Background Uterine corpus endometrial carcinoma (UCEC) is the most prevalent cancer of the female reproductive system, posing significant risks to women's reproductive health and imposing considerable economic burdens on families and society due to high treatment costs. Methods The study population comprised 529 UCEC patients who were selected and retrieved from the cBioPortal public database for a comprehensive integrated analysis. This study aims to explore the prognostic significance of co-mutation in PIK3CA/ARID1A genes in UCEC, utilizing various bioinformatics approaches, including differential expression genes (DEGs) analysis, Gene Ontology (GO) and Kyoto Encyclopedia of Genes and Genomes (KEGG) pathway analysis, Gene Set Enrichment Analysis (GSEA), immune infiltration analysis, and the establishment of nomogram model. Results PIK3CA / ARID1A co-mutation group had a better prognosis than the other three groups. The co-mutation of PIK3CA/ARID1A was associated with a significantly improved overall survival (OS) in patients with UCEC and immunotherapy markers.
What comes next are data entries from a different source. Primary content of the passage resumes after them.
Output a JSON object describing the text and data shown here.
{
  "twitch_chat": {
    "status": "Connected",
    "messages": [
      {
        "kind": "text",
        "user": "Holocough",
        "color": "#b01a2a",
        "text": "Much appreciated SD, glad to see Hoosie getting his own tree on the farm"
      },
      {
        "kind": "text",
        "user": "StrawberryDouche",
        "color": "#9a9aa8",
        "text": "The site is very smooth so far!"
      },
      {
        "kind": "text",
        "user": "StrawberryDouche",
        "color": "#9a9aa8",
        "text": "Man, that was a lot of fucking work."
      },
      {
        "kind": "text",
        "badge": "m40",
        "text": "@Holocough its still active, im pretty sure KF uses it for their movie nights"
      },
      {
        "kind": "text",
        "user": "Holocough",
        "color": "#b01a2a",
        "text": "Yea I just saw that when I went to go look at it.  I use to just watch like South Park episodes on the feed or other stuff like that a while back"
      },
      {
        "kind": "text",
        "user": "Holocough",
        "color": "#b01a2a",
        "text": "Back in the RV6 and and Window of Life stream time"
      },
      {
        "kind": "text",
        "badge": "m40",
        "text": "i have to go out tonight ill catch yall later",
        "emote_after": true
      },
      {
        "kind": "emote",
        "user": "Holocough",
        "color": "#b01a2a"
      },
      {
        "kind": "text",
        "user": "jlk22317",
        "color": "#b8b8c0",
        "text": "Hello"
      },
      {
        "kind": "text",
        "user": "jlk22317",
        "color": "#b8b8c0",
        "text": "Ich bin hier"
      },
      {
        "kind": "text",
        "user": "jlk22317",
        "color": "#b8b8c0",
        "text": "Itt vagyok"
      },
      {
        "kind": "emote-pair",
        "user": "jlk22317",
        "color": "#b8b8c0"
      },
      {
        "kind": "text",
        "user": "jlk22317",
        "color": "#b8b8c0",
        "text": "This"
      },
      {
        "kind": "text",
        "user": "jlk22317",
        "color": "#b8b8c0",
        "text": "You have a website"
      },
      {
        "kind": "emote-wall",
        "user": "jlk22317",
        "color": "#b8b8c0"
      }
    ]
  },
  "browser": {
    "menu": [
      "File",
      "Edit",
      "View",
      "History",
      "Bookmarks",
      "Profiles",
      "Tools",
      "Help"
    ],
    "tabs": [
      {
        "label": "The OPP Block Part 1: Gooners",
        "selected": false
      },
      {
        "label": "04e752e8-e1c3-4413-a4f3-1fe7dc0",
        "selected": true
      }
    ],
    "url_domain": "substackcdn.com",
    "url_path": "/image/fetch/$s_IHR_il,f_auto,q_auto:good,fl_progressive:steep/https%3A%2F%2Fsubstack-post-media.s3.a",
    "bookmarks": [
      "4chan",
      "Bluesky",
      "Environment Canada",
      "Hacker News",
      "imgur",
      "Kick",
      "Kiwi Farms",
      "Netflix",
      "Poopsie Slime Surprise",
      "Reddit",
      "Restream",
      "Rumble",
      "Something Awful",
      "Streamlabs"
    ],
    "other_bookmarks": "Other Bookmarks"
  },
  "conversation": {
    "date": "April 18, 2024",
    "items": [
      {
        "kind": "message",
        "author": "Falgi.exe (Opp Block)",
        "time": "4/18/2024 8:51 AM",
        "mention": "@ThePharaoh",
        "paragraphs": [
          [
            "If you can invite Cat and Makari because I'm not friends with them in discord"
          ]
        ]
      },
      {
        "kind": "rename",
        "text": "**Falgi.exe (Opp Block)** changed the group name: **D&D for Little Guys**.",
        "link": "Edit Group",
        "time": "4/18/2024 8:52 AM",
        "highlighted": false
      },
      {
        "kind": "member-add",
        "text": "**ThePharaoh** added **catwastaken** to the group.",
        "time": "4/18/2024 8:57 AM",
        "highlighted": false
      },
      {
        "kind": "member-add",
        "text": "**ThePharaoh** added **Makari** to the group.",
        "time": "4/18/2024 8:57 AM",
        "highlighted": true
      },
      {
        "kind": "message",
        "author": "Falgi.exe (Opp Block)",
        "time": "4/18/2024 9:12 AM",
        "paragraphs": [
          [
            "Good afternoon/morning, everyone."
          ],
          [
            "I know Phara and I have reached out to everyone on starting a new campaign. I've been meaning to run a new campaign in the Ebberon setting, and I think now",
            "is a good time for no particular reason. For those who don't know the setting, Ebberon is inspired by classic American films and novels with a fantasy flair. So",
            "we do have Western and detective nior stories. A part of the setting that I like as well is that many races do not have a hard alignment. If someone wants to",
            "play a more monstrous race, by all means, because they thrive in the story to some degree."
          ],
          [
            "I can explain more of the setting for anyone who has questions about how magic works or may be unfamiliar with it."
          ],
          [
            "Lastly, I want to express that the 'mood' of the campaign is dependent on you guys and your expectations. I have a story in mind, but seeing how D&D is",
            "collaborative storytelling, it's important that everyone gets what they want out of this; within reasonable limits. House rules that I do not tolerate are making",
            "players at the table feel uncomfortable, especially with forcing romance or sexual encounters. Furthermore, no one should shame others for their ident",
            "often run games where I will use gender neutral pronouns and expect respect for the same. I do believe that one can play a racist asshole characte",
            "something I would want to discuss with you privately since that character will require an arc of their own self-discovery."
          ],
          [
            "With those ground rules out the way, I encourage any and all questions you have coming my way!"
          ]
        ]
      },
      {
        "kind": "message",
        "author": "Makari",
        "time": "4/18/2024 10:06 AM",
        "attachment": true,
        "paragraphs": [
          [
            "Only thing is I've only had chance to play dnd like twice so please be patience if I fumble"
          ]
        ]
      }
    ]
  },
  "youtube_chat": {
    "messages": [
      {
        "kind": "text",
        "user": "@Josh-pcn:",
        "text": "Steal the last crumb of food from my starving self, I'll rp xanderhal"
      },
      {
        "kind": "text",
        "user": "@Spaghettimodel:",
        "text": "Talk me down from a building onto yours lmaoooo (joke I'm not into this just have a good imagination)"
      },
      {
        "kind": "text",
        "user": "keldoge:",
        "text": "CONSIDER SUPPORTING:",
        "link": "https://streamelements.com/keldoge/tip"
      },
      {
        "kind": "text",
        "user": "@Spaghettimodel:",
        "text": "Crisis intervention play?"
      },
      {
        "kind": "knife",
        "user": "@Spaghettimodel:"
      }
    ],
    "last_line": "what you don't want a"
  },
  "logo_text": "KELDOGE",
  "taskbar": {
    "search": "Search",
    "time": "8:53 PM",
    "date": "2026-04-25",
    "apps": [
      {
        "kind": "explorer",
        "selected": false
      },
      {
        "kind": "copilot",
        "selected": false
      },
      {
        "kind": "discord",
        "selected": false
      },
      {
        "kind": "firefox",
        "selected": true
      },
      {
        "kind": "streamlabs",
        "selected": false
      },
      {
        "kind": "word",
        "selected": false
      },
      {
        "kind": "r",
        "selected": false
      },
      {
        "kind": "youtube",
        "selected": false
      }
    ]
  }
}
This result was further corroborated in the MSK cohort, reinforcing the robustness of our observations. Our findings revealed that 222 genes were upregulated and 1,464 genes downregulated in the co-mutation group compared to the non-co-mutation (NCM) group, providing a molecular basis for understanding the biological roles of these gene mutations in UCEC. Additionally, pathway analysis identified significant enrichment in immune-related pathways, emphasizing the potential for co-mutation to influence tumor progression via immune modulation. Notably, patients with co-mutations exhibited improved overall survival (P < 0.05), suggesting their role as vital prognostic markers. The developed Cox proportional hazards model demonstrated high predictive accuracy (C-index = 0.835), supporting personalized management for UCEC patients. Conclusion In conclusion, this study underscores the importance of PIK3CA and ARID1A co-mutations in UCEC, advocating for their further exploration in clinical applications and therapeutic strategies.